The only anti-drunk driving campaign I recall from high school was the 'Prom Promise,' in which you signed a sort of contract that on prom night, you vow not to drive drunk or with someone who had been drinking. That, an a skit performed by some members of the senior class in conjunction with the city police and fire department (which seemed quite successful, since they did it several years). These campaigns are quite valuable in the high school setting, and, as the movie had shown, Students Against Drunk Driving (S.A.D.D.) since it's inception (since 1984, when the film was made), had been quite effective as chapters had been opened in schools nationwide and the overall youth drunk driving death rates had fallen twenty-three percent.
This movie was right on the money about one thing: no one seems to talk to kids about these kinds of things anymore, especially not in school. Not just drunk driving, but lots of those 'peer pressure' things.
In this short, Disney made-for-TV feature, Stephen Macht plays high school hockey coach and life skills teacher, Bob Anastas, who helped found S.A.D.D. after two members of the hockey team die from drunk-driving related accidents. Contract For Life refers to a contractual agreement (and, hopefully, more than that) between kids and their parents that 1) if the kids call on them for help, the parents will help them find a sober ride home and 2) that a parent will set an example by doing the same. Bottom line: avoid driving home drunk or driving home with someone who is drunk.
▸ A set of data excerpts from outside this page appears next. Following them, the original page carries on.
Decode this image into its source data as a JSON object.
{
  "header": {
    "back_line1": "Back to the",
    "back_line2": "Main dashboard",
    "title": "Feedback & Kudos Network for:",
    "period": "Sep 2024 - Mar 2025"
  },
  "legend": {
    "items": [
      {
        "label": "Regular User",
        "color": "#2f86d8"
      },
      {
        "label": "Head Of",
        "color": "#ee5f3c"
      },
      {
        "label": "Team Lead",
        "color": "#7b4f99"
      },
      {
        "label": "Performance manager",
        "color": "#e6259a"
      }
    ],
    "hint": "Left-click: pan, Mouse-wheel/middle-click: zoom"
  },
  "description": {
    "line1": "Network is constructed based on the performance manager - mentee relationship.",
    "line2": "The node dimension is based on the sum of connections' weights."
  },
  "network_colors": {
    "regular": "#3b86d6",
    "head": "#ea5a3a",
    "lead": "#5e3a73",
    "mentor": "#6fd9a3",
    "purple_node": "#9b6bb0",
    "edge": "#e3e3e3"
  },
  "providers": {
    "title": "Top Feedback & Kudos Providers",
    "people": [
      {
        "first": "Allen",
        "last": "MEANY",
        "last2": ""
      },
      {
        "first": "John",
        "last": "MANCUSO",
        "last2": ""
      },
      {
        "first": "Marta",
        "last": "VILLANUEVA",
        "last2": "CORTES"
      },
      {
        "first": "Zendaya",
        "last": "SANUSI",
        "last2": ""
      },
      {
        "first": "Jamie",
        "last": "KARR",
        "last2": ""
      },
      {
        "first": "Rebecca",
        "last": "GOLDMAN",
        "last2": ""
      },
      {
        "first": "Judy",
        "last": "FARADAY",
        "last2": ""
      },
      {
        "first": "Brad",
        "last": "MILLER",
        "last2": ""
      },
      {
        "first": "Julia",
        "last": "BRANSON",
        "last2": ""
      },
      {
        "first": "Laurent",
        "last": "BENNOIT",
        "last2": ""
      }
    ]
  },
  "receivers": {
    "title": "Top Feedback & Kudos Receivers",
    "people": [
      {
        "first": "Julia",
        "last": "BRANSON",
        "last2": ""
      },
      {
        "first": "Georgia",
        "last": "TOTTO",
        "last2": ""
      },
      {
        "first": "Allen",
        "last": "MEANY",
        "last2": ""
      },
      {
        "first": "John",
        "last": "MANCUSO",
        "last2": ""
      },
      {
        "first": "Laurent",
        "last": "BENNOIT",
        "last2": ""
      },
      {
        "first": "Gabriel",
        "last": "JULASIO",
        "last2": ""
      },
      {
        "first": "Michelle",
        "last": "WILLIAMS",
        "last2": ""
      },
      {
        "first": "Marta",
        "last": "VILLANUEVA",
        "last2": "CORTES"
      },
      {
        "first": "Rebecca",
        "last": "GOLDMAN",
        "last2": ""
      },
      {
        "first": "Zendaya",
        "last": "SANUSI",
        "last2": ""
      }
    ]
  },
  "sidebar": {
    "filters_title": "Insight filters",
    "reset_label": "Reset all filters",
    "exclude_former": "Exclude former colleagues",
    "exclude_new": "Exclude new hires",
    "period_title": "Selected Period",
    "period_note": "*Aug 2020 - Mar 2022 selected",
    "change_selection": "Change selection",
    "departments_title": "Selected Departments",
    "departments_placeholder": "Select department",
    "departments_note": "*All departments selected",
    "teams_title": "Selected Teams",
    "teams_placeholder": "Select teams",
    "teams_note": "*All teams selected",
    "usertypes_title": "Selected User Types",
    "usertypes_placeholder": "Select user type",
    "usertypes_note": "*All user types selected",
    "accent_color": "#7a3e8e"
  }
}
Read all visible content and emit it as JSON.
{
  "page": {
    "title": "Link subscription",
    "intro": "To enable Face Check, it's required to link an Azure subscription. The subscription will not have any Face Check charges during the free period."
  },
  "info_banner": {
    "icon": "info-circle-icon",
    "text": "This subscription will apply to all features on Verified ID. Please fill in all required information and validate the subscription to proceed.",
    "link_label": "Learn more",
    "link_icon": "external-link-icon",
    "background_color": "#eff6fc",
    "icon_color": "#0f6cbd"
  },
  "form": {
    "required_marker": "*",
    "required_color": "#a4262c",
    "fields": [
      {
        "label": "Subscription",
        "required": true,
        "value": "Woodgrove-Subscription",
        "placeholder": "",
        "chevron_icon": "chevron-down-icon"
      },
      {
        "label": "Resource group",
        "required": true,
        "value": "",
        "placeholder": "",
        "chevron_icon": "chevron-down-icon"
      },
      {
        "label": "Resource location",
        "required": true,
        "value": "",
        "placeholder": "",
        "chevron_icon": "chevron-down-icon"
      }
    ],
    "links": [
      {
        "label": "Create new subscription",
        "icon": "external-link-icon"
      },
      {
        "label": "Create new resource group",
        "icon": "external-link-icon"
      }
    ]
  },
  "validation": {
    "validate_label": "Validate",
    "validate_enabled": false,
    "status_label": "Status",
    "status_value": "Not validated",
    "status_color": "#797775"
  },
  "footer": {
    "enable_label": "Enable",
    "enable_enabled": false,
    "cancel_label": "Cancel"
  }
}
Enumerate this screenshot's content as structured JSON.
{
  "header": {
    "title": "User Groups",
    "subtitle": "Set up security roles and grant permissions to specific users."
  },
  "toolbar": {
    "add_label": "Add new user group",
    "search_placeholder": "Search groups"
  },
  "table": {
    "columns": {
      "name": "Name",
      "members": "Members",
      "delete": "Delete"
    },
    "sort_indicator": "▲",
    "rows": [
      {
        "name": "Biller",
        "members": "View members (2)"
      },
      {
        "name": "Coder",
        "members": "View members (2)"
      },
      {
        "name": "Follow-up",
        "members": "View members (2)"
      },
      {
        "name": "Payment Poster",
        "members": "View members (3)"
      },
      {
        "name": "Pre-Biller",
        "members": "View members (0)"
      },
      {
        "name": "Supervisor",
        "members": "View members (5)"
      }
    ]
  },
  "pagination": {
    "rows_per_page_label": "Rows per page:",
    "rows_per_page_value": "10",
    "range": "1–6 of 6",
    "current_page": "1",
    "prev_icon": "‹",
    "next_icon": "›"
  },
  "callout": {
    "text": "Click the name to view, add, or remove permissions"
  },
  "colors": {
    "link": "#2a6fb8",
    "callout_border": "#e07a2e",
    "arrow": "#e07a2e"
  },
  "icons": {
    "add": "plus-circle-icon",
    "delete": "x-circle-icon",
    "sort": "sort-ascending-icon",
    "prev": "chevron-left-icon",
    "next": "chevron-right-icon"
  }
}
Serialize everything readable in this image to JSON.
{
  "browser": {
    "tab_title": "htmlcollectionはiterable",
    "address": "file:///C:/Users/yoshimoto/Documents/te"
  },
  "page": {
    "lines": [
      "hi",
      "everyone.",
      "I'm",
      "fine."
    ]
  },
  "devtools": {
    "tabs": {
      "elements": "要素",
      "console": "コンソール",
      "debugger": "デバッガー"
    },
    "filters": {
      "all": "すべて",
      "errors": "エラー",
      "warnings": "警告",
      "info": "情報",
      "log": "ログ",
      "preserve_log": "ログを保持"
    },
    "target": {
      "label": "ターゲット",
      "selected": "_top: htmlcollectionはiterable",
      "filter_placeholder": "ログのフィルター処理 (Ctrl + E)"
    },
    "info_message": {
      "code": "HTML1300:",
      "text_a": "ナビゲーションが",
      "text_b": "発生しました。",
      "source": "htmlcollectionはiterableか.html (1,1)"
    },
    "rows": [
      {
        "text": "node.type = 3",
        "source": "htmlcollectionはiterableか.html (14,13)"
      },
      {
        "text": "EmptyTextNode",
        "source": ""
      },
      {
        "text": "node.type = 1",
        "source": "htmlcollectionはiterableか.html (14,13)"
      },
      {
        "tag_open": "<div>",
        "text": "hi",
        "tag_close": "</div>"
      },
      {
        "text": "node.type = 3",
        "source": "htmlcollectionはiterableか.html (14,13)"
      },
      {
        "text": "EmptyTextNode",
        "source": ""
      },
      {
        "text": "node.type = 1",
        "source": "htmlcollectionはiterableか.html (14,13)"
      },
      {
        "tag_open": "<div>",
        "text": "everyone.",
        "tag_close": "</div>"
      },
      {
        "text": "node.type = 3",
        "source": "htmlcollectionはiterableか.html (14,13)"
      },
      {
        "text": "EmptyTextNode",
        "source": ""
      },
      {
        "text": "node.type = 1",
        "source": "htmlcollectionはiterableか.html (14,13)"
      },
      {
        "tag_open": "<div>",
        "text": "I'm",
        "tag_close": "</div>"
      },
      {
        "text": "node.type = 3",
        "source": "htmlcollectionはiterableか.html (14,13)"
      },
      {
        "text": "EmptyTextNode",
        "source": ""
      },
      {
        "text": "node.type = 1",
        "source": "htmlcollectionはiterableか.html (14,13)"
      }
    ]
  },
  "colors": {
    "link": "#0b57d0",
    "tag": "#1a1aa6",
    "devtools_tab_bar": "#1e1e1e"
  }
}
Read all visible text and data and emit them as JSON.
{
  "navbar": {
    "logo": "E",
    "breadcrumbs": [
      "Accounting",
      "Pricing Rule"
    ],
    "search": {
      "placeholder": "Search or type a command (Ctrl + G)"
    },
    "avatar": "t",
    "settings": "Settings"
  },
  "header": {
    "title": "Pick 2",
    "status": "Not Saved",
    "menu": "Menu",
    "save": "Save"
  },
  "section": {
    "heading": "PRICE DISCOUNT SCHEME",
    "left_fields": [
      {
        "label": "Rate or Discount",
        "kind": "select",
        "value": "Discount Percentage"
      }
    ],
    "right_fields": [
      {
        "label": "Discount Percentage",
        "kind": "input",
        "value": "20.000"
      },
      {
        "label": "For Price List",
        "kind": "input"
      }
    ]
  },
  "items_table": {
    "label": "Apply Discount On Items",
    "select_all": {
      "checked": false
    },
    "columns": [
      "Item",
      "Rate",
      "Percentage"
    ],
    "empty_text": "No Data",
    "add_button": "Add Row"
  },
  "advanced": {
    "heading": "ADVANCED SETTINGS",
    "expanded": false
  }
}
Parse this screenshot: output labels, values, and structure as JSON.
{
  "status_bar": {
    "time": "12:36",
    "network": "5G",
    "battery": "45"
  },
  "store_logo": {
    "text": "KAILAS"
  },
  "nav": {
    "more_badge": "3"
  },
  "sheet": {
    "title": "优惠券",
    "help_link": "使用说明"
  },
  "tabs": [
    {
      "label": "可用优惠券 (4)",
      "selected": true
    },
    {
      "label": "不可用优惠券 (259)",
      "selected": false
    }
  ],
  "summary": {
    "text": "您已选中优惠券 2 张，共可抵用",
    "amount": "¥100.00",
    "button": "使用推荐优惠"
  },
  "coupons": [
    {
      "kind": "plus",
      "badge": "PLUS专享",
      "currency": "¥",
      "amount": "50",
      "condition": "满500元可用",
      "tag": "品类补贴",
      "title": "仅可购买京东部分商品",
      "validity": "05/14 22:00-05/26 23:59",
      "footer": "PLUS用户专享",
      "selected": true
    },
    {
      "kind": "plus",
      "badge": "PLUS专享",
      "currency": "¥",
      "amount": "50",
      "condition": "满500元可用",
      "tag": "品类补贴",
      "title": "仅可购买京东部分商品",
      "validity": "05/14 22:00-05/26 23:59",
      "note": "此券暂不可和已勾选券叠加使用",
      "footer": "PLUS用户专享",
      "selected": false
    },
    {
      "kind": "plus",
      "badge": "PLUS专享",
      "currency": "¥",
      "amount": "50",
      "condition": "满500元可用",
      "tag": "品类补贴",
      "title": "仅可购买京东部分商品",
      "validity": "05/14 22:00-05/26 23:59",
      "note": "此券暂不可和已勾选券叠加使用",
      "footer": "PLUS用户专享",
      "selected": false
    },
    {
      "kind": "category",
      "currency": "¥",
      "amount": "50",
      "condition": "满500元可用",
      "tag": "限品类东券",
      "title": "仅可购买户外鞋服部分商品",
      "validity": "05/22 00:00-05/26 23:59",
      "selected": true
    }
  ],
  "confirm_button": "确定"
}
But, the consistent impression I got from seeing this movie is that it wouldn't work effectively today. It is far too cheesy and doesn't approach the situation realistically enough in a way that would at least get a kid to stop and think about it. It's almost laughable. This movie is done with traditional, after-school special idealistic appeal that just wouldn't work on today's young audiences. These were the kind of out-dated movies they showed in life management (or simiarly named) courses in high school where teen problems are resolved all too easily in the brief time that the movies ran. It had to be, obviously, since these movies were only about thirty or forty minutes long (and had to allow for commercial time).
I don't know what the trend is in drunk driving deaths among youth these days, but I do believe that, if the networks everyone want to sacrifice a teeny bit of airspace (as they should, since they're using the PUBLIC airwaves) (or if the junior high and high schools wanted to use them), should update the story and make it more realistic, if it is to be taken seriously.